O Brasil caminha na direção de uma taxa de juro real mais próxima dos países desenvolvidos. Com a crise, a redução da Selic foi acelerada e o Brasil apresenta hoje uma taxa real histórica abaixo de 5% ao ano. A dúvida agora é saber se esse patamar é permanente ou se, passada a turbulência, os juros voltarão a subir.
Levantamento feito pelo Valor Data com dados de 43 países mostra que o Brasil está na quinta posição no ranking de juro real, com taxa de 4,64% ao ano (considerando o juro básico descontado da inflação esperada para um ano). Fica atrás de Croácia (6,19%), Hungria (6,03%), Islândia (5,26%) e China (4,90%).

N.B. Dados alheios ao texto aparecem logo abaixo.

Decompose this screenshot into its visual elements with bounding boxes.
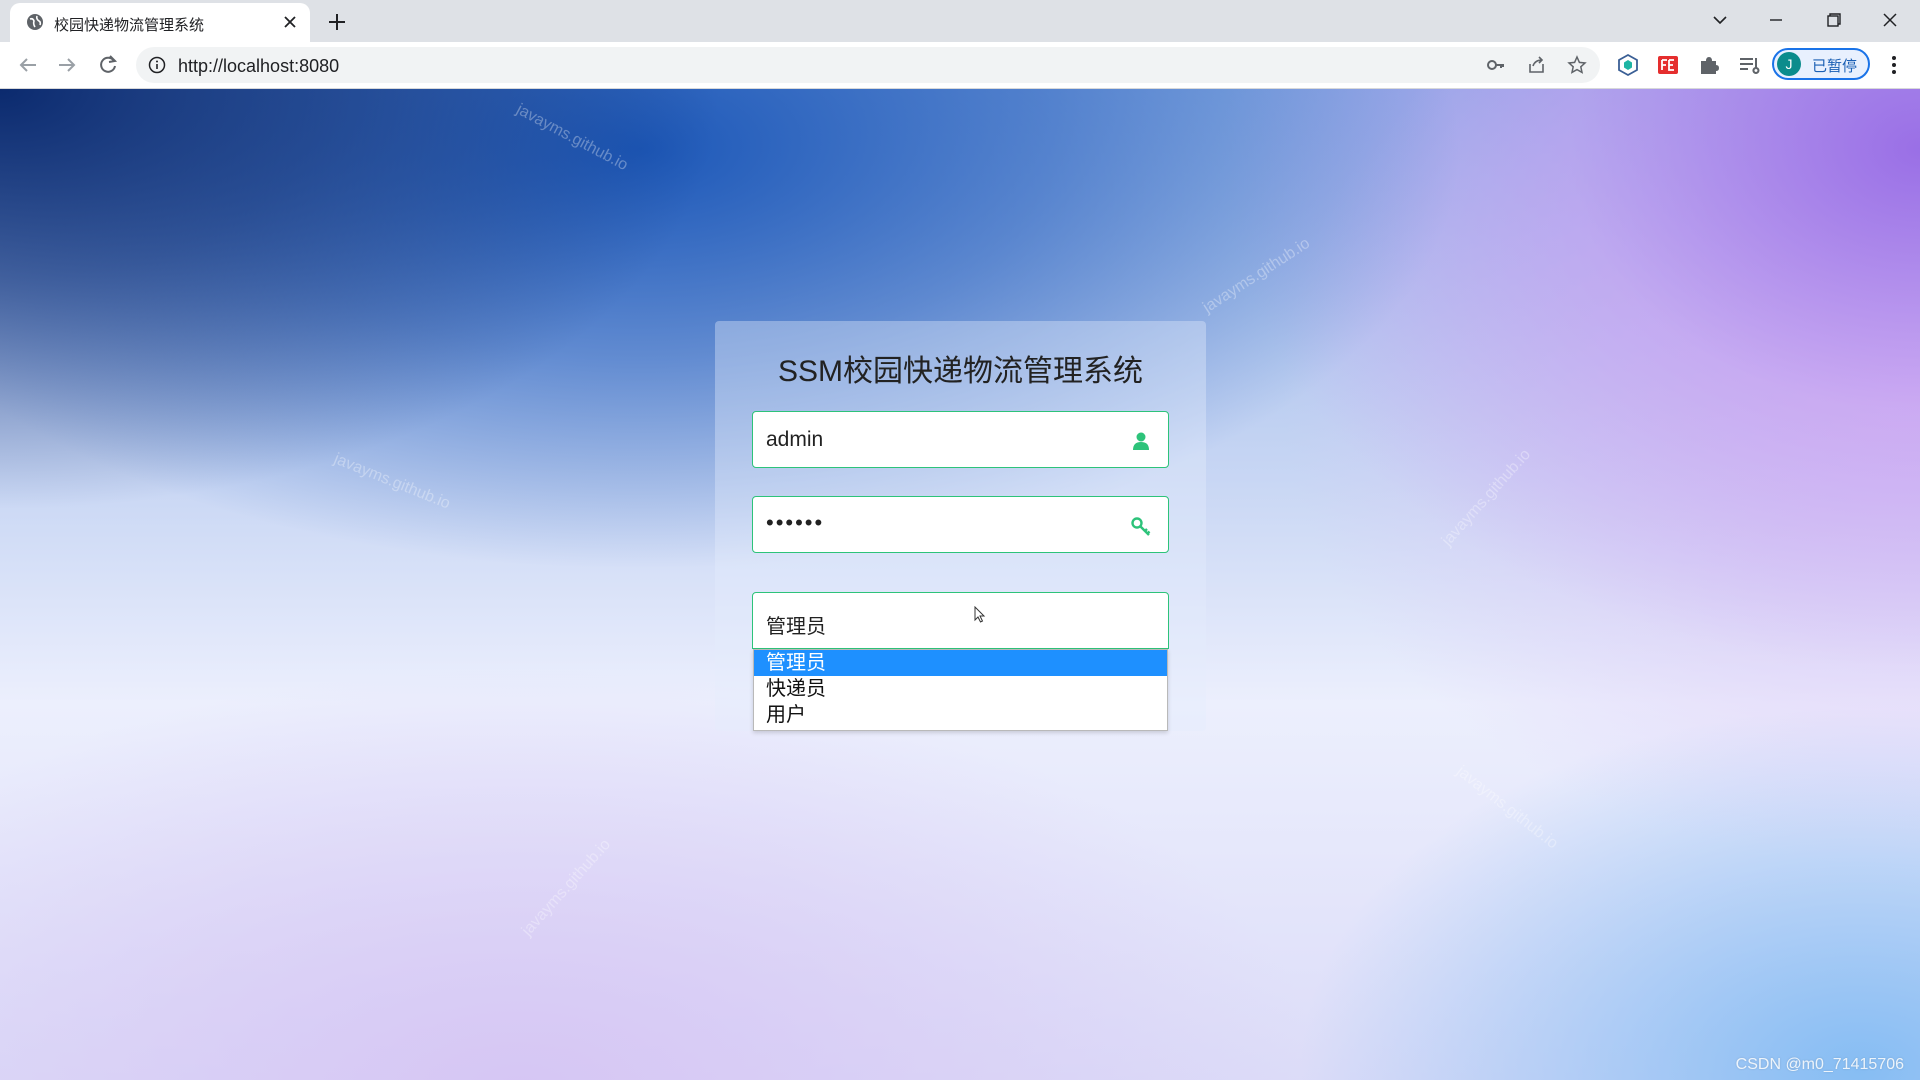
browser-toolbar: http://localhost:8080 J 已暂停 [0, 42, 1920, 89]
watermark: javayms.github.io [518, 836, 615, 940]
login-card: SSM校园快递物流管理系统 admin •••••• 管理员 管理员 快递员 用… [715, 321, 1206, 731]
role-option-user[interactable]: 用户 [754, 702, 1167, 728]
page-title: SSM校园快递物流管理系统 [777, 355, 1143, 388]
user-icon [1133, 432, 1149, 450]
address-bar[interactable]: http://localhost:8080 [136, 47, 1600, 83]
extension-fe-icon[interactable] [1656, 53, 1680, 77]
login-page: javayms.github.io javayms.github.io java… [0, 89, 1920, 1080]
restore-icon[interactable] [1813, 6, 1853, 34]
avatar: J [1777, 52, 1801, 76]
role-select[interactable]: 管理员 [752, 592, 1169, 649]
key-icon[interactable] [1486, 55, 1506, 75]
forward-arrow-icon[interactable] [53, 51, 81, 79]
close-icon[interactable] [280, 12, 300, 32]
watermark: javayms.github.io [331, 450, 453, 513]
plus-icon[interactable] [324, 9, 350, 35]
watermark: javayms.github.io [1200, 234, 1314, 317]
share-icon[interactable] [1527, 55, 1547, 75]
globe-icon [27, 14, 43, 30]
watermark: javayms.github.io [1438, 446, 1535, 550]
back-arrow-icon[interactable] [14, 51, 42, 79]
info-icon[interactable] [148, 56, 166, 74]
password-key-icon [1131, 517, 1151, 536]
profile-button[interactable]: J 已暂停 [1772, 48, 1870, 80]
password-value: •••••• [766, 510, 825, 535]
puzzle-icon[interactable] [1697, 53, 1721, 77]
star-icon[interactable] [1567, 55, 1587, 75]
watermark: javayms.github.io [513, 101, 631, 175]
username-field[interactable]: admin [752, 411, 1169, 468]
role-option-admin[interactable]: 管理员 [754, 650, 1167, 676]
minimize-icon[interactable] [1756, 6, 1796, 34]
watermark: javayms.github.io [1453, 762, 1562, 853]
password-field[interactable]: •••••• [752, 496, 1169, 553]
url-text: http://localhost:8080 [178, 56, 340, 76]
more-icon[interactable] [1882, 52, 1906, 78]
reload-icon[interactable] [94, 51, 122, 79]
username-value: admin [766, 428, 824, 451]
role-dropdown-list: 管理员 快递员 用户 [753, 649, 1168, 731]
role-option-courier[interactable]: 快递员 [754, 676, 1167, 702]
role-selected-value: 管理员 [766, 616, 826, 638]
profile-status-label: 已暂停 [1812, 58, 1858, 75]
tab-search-chevron-icon[interactable] [1700, 6, 1740, 34]
tab-title: 校园快递物流管理系统 [54, 17, 205, 34]
mouse-cursor-icon [974, 606, 986, 623]
extension-hexagon-icon[interactable] [1616, 53, 1640, 77]
browser-tabstrip: 校园快递物流管理系统 [0, 0, 1920, 42]
browser-tab[interactable]: 校园快递物流管理系统 [10, 3, 310, 42]
reading-list-icon[interactable] [1737, 53, 1761, 77]
window-close-icon[interactable] [1870, 6, 1910, 34]
credit-watermark: CSDN @m0_71415706 [1735, 1056, 1904, 1073]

A condição é melhor do que no passado. Em julho de 2008, antes do agravamento da crise, portanto, a economia brasileira registrava taxa real de 7,37% ao ano, atrás apenas de Islândia (10,96%) e Turquia (9,64%).

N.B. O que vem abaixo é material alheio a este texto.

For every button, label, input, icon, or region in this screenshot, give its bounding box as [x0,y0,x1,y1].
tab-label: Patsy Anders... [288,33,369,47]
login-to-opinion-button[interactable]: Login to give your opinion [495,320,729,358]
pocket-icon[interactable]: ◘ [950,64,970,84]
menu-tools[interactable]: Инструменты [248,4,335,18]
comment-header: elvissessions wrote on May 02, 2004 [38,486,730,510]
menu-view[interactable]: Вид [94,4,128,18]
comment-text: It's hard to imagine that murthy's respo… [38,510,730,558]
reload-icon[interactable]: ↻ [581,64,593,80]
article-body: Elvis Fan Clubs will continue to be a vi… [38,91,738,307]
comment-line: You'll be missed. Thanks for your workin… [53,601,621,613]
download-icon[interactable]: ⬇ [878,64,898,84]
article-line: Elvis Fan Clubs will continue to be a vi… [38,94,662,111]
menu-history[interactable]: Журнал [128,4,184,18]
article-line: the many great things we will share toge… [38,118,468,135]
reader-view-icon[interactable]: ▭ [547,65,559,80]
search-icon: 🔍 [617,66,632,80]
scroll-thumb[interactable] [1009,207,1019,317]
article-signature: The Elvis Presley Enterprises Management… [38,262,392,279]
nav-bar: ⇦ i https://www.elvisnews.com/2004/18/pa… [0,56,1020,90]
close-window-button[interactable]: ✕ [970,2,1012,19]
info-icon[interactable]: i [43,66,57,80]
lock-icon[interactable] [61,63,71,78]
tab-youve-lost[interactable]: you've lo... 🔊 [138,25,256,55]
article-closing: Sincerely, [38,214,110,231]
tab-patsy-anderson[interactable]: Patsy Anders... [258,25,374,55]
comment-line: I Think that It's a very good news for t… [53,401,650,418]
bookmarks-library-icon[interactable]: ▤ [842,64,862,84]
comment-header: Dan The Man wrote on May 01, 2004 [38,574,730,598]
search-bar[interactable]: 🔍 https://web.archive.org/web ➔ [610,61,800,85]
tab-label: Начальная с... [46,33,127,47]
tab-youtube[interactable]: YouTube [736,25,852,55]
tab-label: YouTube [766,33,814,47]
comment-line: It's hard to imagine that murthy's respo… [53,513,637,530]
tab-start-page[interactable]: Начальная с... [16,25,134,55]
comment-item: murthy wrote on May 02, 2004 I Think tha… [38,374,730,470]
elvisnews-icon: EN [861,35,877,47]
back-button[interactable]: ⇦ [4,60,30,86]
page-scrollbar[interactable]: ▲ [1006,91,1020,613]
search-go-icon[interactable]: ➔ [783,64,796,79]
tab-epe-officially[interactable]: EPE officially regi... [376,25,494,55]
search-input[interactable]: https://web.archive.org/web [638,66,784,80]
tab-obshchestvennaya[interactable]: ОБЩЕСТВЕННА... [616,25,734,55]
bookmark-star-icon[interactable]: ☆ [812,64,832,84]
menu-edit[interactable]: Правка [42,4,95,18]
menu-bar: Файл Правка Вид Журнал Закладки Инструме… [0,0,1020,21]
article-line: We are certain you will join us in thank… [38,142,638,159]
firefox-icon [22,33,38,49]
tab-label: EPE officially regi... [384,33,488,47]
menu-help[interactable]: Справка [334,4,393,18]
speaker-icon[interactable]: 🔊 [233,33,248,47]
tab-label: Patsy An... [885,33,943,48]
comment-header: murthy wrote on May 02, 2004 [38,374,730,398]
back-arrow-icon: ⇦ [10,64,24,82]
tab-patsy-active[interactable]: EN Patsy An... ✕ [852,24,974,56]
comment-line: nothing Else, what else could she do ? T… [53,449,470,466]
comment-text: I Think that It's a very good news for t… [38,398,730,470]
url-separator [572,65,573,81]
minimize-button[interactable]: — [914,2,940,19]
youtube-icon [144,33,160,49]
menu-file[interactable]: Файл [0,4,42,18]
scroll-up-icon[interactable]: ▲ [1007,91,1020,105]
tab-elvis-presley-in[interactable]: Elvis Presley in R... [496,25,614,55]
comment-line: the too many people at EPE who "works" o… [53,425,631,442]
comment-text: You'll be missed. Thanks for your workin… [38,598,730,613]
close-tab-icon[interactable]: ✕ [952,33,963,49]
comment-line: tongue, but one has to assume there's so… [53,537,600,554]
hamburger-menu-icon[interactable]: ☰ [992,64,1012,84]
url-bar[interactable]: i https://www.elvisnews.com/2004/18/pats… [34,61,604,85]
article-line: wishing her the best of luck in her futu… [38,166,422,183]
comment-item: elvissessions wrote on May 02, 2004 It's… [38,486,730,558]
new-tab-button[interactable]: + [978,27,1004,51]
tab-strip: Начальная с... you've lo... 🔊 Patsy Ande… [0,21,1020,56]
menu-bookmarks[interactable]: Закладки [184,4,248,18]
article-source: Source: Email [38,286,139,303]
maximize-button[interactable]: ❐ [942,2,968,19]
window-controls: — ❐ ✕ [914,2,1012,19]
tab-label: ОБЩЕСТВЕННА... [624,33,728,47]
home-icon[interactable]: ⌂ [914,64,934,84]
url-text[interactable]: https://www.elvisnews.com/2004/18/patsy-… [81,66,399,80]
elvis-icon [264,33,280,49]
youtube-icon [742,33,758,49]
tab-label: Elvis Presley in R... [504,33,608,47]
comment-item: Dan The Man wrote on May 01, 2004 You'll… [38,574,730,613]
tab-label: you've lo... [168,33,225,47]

Mas não foi só o Brasil que apresentou trajetória declinante no passado recente. Por conta da crise, os bancos centrais de todo mundo se viram obrigados a derrubar os juros para tentar estimular a economia. Assim, o patamar brasileiro continua acima de outros países em desenvolvimento, como Índia (0,81%) e México (0,62%). E também de nações ricas, como Estados Unidos (0,76%) e os países da zona do euro (0,25%). Há ainda um grande contingente que registra juro real negativo, como Reino Unido (- 0,61%) e Chile (- 2,35%).
A discussão agora é se esse novo patamar de juro é de fato estrutural, ou seja, se responde a melhorias da economia brasileira; ou se foi atingido um nível tão baixo por conta da forte desaceleração econômica vivida com a grave turbulência financeira do final do ano passado.

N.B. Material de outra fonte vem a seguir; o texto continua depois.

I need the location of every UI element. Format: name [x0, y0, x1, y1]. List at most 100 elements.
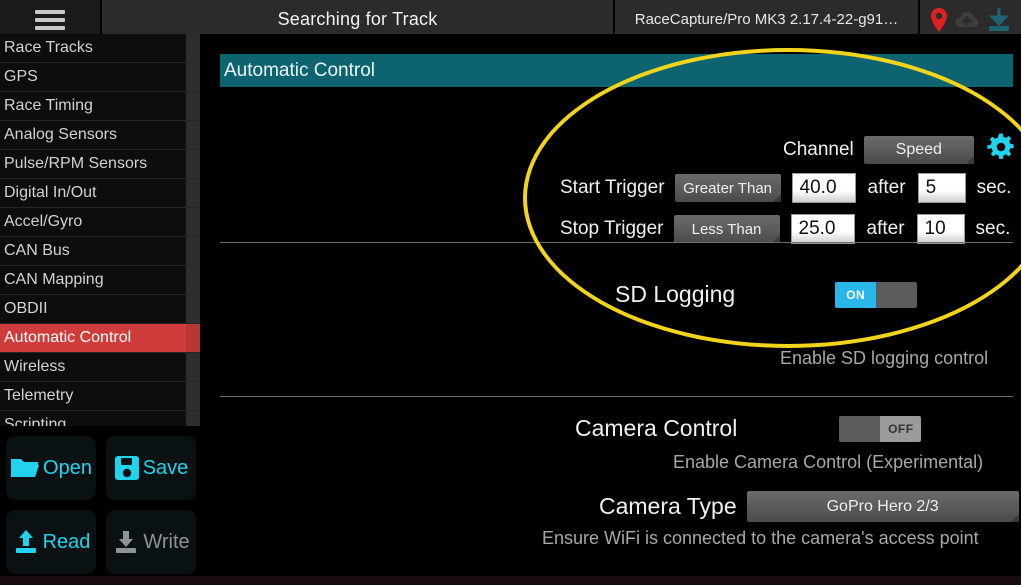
sd-logging-toggle-state: ON [835, 281, 877, 308]
sidebar-item-obdii[interactable]: OBDII [0, 295, 200, 324]
stop-trigger-threshold-input[interactable]: 25.0 [790, 214, 855, 244]
camera-type-label: Camera Type [599, 493, 737, 519]
read-button-label: Read [42, 530, 91, 553]
channel-select[interactable]: Speed [863, 135, 974, 164]
divider-camera [220, 396, 1013, 397]
open-button-label: Open [43, 456, 92, 479]
stop-trigger-unit-label: sec. [975, 218, 1011, 239]
sidebar-item-can-bus[interactable]: CAN Bus [0, 237, 200, 266]
folder-open-icon [10, 455, 40, 481]
camera-control-row: Camera Control OFF [575, 415, 922, 442]
sidebar-scroll-track [186, 121, 200, 149]
stop-trigger-label: Stop Trigger [560, 218, 664, 239]
bottom-status-strip [0, 576, 1021, 585]
sidebar-item-label: OBDII [4, 300, 48, 317]
upload-arrow-icon [12, 528, 40, 556]
sidebar-item-label: Accel/Gyro [4, 213, 83, 230]
sidebar-scroll-track [186, 150, 200, 178]
sidebar-scroll-track [186, 382, 200, 410]
sidebar-scroll-track [186, 179, 200, 207]
sidebar-scroll-track [186, 324, 200, 352]
sidebar-item-label: Race Timing [4, 97, 93, 114]
floppy-disk-icon [114, 455, 140, 481]
sidebar-item-gps[interactable]: GPS [0, 63, 200, 92]
start-trigger-unit-label: sec. [976, 177, 1012, 198]
sd-logging-label: SD Logging [615, 281, 736, 307]
camera-control-label: Camera Control [575, 415, 738, 441]
app-root: Searching for Track RaceCapture/Pro MK3 … [0, 0, 1021, 585]
download-icon[interactable] [985, 6, 1013, 34]
sidebar-item-automatic-control[interactable]: Automatic Control [0, 324, 200, 353]
sidebar-item-label: Scripting [4, 416, 67, 426]
gear-icon[interactable] [986, 132, 1016, 167]
sidebar-scroll-track [186, 353, 200, 381]
start-trigger-row: Start Trigger Greater Than 40.0 after 5 … [560, 173, 1011, 203]
sidebar-scroll-track [186, 63, 200, 91]
read-button[interactable]: Read [6, 510, 96, 574]
camera-control-toggle-state: OFF [880, 415, 922, 442]
sidebar-item-label: Race Tracks [4, 39, 93, 56]
sidebar-item-accel-gyro[interactable]: Accel/Gyro [0, 208, 200, 237]
track-status-label: Searching for Track [277, 9, 438, 29]
sidebar-item-label: CAN Bus [4, 242, 70, 259]
sd-logging-hint: Enable SD logging control [780, 348, 989, 368]
save-button-label: Save [142, 456, 189, 479]
sd-logging-toggle[interactable]: ON [835, 281, 918, 308]
sidebar-item-can-mapping[interactable]: CAN Mapping [0, 266, 200, 295]
camera-control-toggle[interactable]: OFF [839, 415, 922, 442]
sd-logging-row: SD Logging ON [615, 281, 918, 308]
open-button[interactable]: Open [6, 436, 96, 500]
channel-row: Channel Speed [783, 132, 1016, 167]
start-trigger-after-label: after [867, 177, 906, 198]
sidebar-item-pulse-rpm-sensors[interactable]: Pulse/RPM Sensors [0, 150, 200, 179]
sidebar-item-analog-sensors[interactable]: Analog Sensors [0, 121, 200, 150]
start-trigger-delay-input[interactable]: 5 [917, 173, 966, 203]
save-button[interactable]: Save [106, 436, 196, 500]
write-button-label: Write [143, 530, 190, 553]
divider-triggers [220, 242, 1013, 243]
sidebar-item-label: CAN Mapping [4, 271, 104, 288]
sidebar-item-label: GPS [4, 68, 38, 85]
sidebar-item-label: Analog Sensors [4, 126, 117, 143]
sidebar-scroll-track [186, 266, 200, 294]
cloud-upload-icon[interactable] [953, 8, 981, 32]
write-button[interactable]: Write [106, 510, 196, 574]
download-arrow-icon [112, 528, 140, 556]
sidebar-item-label: Wireless [4, 358, 66, 375]
location-pin-icon[interactable] [928, 7, 950, 33]
camera-type-select[interactable]: GoPro Hero 2/3 [746, 491, 1019, 522]
sidebar-item-race-timing[interactable]: Race Timing [0, 92, 200, 121]
sidebar-scroll-track [186, 34, 200, 62]
sidebar-item-label: Telemetry [4, 387, 74, 404]
sidebar-action-buttons: Open Save Read Write [6, 436, 196, 574]
camera-control-toggle-knob [839, 415, 881, 442]
sidebar-scroll-track [186, 92, 200, 120]
camera-type-hint: Ensure WiFi is connected to the camera's… [542, 528, 979, 548]
hamburger-icon [35, 6, 65, 34]
sidebar-scroll-track [186, 295, 200, 323]
camera-control-hint: Enable Camera Control (Experimental) [673, 452, 984, 472]
sd-logging-toggle-knob [876, 281, 918, 308]
start-trigger-label: Start Trigger [560, 177, 665, 198]
stop-trigger-condition-select[interactable]: Less Than [673, 215, 780, 243]
device-info-label: RaceCapture/Pro MK3 2.17.4-22-g91… [634, 11, 899, 28]
stop-trigger-delay-input[interactable]: 10 [916, 214, 965, 244]
camera-type-row: Camera Type GoPro Hero 2/3 [599, 491, 1019, 522]
bottom-status-clipped-text [30, 576, 34, 585]
sidebar-item-label: Pulse/RPM Sensors [4, 155, 148, 172]
stop-trigger-after-label: after [866, 218, 905, 239]
channel-label: Channel [783, 138, 854, 160]
sidebar-item-scripting[interactable]: Scripting [0, 411, 200, 426]
sidebar-item-digital-in-out[interactable]: Digital In/Out [0, 179, 200, 208]
sidebar-item-telemetry[interactable]: Telemetry [0, 382, 200, 411]
page-title: Automatic Control [224, 59, 376, 81]
start-trigger-condition-select[interactable]: Greater Than [674, 174, 781, 202]
sidebar-nav[interactable]: Race Tracks GPS Race Timing Analog Senso… [0, 34, 200, 426]
sidebar-item-race-tracks[interactable]: Race Tracks [0, 34, 200, 63]
sidebar-item-label: Automatic Control [4, 329, 132, 346]
sidebar-item-wireless[interactable]: Wireless [0, 353, 200, 382]
start-trigger-threshold-input[interactable]: 40.0 [791, 173, 856, 203]
panel-title-bar: Automatic Control [220, 54, 1013, 87]
sidebar-item-label: Digital In/Out [4, 184, 97, 201]
sidebar-scroll-track [186, 237, 200, 265]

Segundo o economista Luiz Carlos Mendonça de Barros, o atual patamar de juro real brasileiro não é conjuntural. Para ele, a economia mudou nos últimos três ou quatro anos, especialmente por conta da abertura comercial. “Há uma série de fatores que permitem afirmar que podemos trabalhar com um juro real mais baixo. O mais importante vem do lado externo. A moeda é diferente do que era anos atrás por conta do nível de abertura da economia brasileira. A importação passa a funcionar como moderador de preços. Essa é a mudança básica que muitos economistas esquecem”, disse Mendonça de Barros, estrategista da Quest Investimentos.
Ele cita como exemplo o grande boom de consumo da segunda metade de 2007 até 2008, quando a importação respondeu por boa parte da oferta. “Há uma economia nova. E se isso é verdade, não precisamos ter o mesmo nível do juro real de antes.”
Para o economista, a abertura e uma moeda forte faz uma “diferença tremenda” nas expectativas, já que o industrial pode programar importações de longo prazo, sabendo que a economia hoje é mais estável. Essa confiança na moeda brasileira “trouxe uma ancoragem para as expectativas que permitiu que a deflação externa fosse trazida para o país por meio das importações.”
Ainda existem algumas dúvidas inflacionárias, ressalta, especialmente por conta do setor de serviços, mas mesmo nesse segmento a inflação vem recuando, o que descarta elevações da Selic em 2010. Por fim, ele cita que a forte desvalorização do real no fim do ano não chegou, nem chegará, até a inflação, porque as commodities caíram na mesma proporção. “Como vai aparecer inflação se em reais os preços não subiram?”
Andre Modenesi, professor do Ibmec-RJ e pesquisador do Ipea, lembra que desde o abandono da âncora cambial, em 1999, a política monetária vem passando por um processo de flexibilização, depois de conviver com uma taxa real média de 22%, entre 1995 e 1998. Ele ressalta, no entanto, que esse processo tem sido muito lento e o país continua sendo um dos recordistas em termos de taxas de juros.
Além disso, Modenesi destaca que não há uma mudança estrutural na economia brasileira que indique que o patamar da taxa de juros mudou de forma definitiva. “Continuo tendo razões para crer que a inflação é pouco sensível à Selic e que, portanto, haverá uma correção na política monetária, quando retornarmos a uma situação de normalidade”, avalia.
Para ele, portanto, os efeitos da crise é que colaboram com o atual cenário. Primeiro, por uma drástica desaceleração do nível de atividade, aliado a uma queda muito expressiva dos preços das commodities, o que representa um choque positivo de oferta. Somado a isso, a moeda tem sofrido um intenso processo de valorização.
Sem esses efeitos, voltariam à tona dois pontos que comprometem a transmissão da política monetária e que, segundo ele, continuam presentes na economia brasileira: a elevada participação dos preços administrados e a indexação (de parcela) da dívida pública à taxa básica de juros.